Schanuel's Conjecture Implies Transcendence of Pi to the power of Euler's Number/Lemma
Lemma
Let Schanuel's Conjecture be true.
Let $z_1 = \ln \ln \pi$, $z_2 = 1 + \ln \ln \pi$, $z_3 = \ln \pi$, $z_4 = e \ln \pi$, and $z_5 = i \pi$.
Then, $z_1$, $z_2$, $z_3$, $z_4$, and $z_5$ are linearly independent over the rational numbers $\Q$.
Proof
Assume the truth of Schanuel's Conjecture.
Now, we will prove that $z_1$ and $z_3$ are linearly independent over the rational numbers $\Q$.
Equivalently, they are linearly independent over the integers $\Z$.
Let $a, b \in \Z$ such that:
- $a z_1 + b z_3 = 0$
Substituting:
- $a \ln \ln \pi + b \ln \pi = 0$
Applying the exponential function to both sides:
- $\paren {\ln \pi}^a \pi^b = 1$
By Schanuel's Conjecture Implies Algebraic Independence of Pi and Log of Pi over the Rationals, the above equation only has solution when $a = b = 0$.
Thus, $z_1$ and $z_3$ are linearly independent over the rational numbers $\Q$.
Since $z_5$ is wholly imaginary, $z_1$, $z_3$, and $z_5$ are linearly independent over the rational numbers $\Q$.
By Schanuel's Conjecture, the extension field $\map \Q {z_1, z_3, z_5, e^{z_1}, e^{z_3}, e^{z_5} }$ has transcendence degree at least $3$ over the rational numbers $\Q$.
That is, the extension field $\map \Q {\ln \ln \pi, \ln \pi, i \pi, \ln \pi, \pi, e^{i \pi} }$ has transcendence degree at least $3$ over $\Q$.
However, by Euler's Identity, $e^{i \pi} = -1$ is algebraic.
Also, $\pi$ and $i \pi$ are not algebraically independent over $\Q$.
Therefore, $\ln \ln \pi$, $\ln \pi$, and $i \pi$ must be algebraically independent over $\Q$.
That is, $z_1$, $z_3$, and $z_5$ must be algebraically independent over rational numbers $\Q$.

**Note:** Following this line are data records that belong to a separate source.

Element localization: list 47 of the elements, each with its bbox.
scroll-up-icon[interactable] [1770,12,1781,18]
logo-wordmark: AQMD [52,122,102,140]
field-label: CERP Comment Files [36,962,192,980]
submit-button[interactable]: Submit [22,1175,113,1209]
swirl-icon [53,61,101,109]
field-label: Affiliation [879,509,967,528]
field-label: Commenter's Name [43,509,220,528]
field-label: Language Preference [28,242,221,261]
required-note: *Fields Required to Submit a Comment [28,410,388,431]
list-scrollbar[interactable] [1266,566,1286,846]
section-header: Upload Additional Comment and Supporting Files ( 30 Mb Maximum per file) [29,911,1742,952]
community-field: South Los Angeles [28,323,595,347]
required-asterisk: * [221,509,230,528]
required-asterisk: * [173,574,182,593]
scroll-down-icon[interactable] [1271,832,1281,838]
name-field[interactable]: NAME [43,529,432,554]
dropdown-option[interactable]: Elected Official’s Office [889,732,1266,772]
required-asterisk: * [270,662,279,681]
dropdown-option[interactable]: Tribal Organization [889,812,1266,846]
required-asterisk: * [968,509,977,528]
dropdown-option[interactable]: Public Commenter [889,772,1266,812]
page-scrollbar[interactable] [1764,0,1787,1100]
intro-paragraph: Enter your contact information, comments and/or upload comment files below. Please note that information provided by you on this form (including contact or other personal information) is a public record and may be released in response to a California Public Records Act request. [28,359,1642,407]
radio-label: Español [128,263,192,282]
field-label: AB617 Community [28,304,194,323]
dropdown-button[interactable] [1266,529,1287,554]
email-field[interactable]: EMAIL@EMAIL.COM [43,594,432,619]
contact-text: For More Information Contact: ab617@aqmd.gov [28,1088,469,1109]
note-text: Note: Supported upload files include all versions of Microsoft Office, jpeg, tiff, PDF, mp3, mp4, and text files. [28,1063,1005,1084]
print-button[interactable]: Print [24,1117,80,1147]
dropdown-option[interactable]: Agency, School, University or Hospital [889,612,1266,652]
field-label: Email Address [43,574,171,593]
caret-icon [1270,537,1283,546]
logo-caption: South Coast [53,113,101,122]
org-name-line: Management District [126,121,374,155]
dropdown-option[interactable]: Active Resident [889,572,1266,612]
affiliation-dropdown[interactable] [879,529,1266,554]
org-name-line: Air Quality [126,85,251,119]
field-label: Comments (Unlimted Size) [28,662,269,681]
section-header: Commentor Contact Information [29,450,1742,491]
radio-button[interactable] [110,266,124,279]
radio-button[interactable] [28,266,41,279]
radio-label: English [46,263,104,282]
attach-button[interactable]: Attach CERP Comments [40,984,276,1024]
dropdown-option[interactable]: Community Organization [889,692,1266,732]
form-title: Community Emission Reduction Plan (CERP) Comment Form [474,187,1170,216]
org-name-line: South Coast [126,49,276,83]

It follows that $z_1$, $z_3$, $z_5$, and $1$ are linearly independent over the rational numbers $\Q$.
By Schanuel's Conjecture, the extension field $\map \Q {z_1, z_3, z_5, 1, e^{z_1}, e^{z_3}, e^{z_5}, e}$ has transcendence degree at least $4$ over the rational numbers $\Q$.
That is, the extension field $\map \Q {\ln \ln \pi, \ln \pi, i \pi, 1, \ln \pi, \pi, e^{i \pi}, e}$ has transcendence degree at least $4$ over $\Q$.
However, $1$ is algebraic.
Moreover, by Euler's Identity, $e^{i \pi} = -1$ is algebraic.
Also, $\pi$ and $i \pi$ are not algebraically independent over $\Q$.
Therefore, $\ln \ln \pi$, $\ln \pi$, $i \pi$, and $e$ must be algebraically independent over $\Q$.
That is, $z_1$, $z_3$, $z_5$, and $e$ must be algebraically independent over rational numbers $\Q$.
It follows that $z_1$, $z_3$, $e z_3$, and $z_5$ must be algebraically independent over rational numbers $\Q$.
That is, $z_1$, $z_3$, $z_4$, and $z_5$ must be algebraically independent over $\Q$.
Therefore, $z_1$, $1$, $z_3$, $z_4$, and $z_5$ must be linearly independent over $\Q$.
Hence, $z_1$, $1 + z_1$, $z_3$, $z_4$, and $z_5$ must be linearly independent over $\Q$.
That is, if Schanuel's Conjecture holds, then $z_1$, $z_2$, $z_3$, $z_4$, and $z_5$ are linearly independent over the rational numbers $\Q$.
$\Box$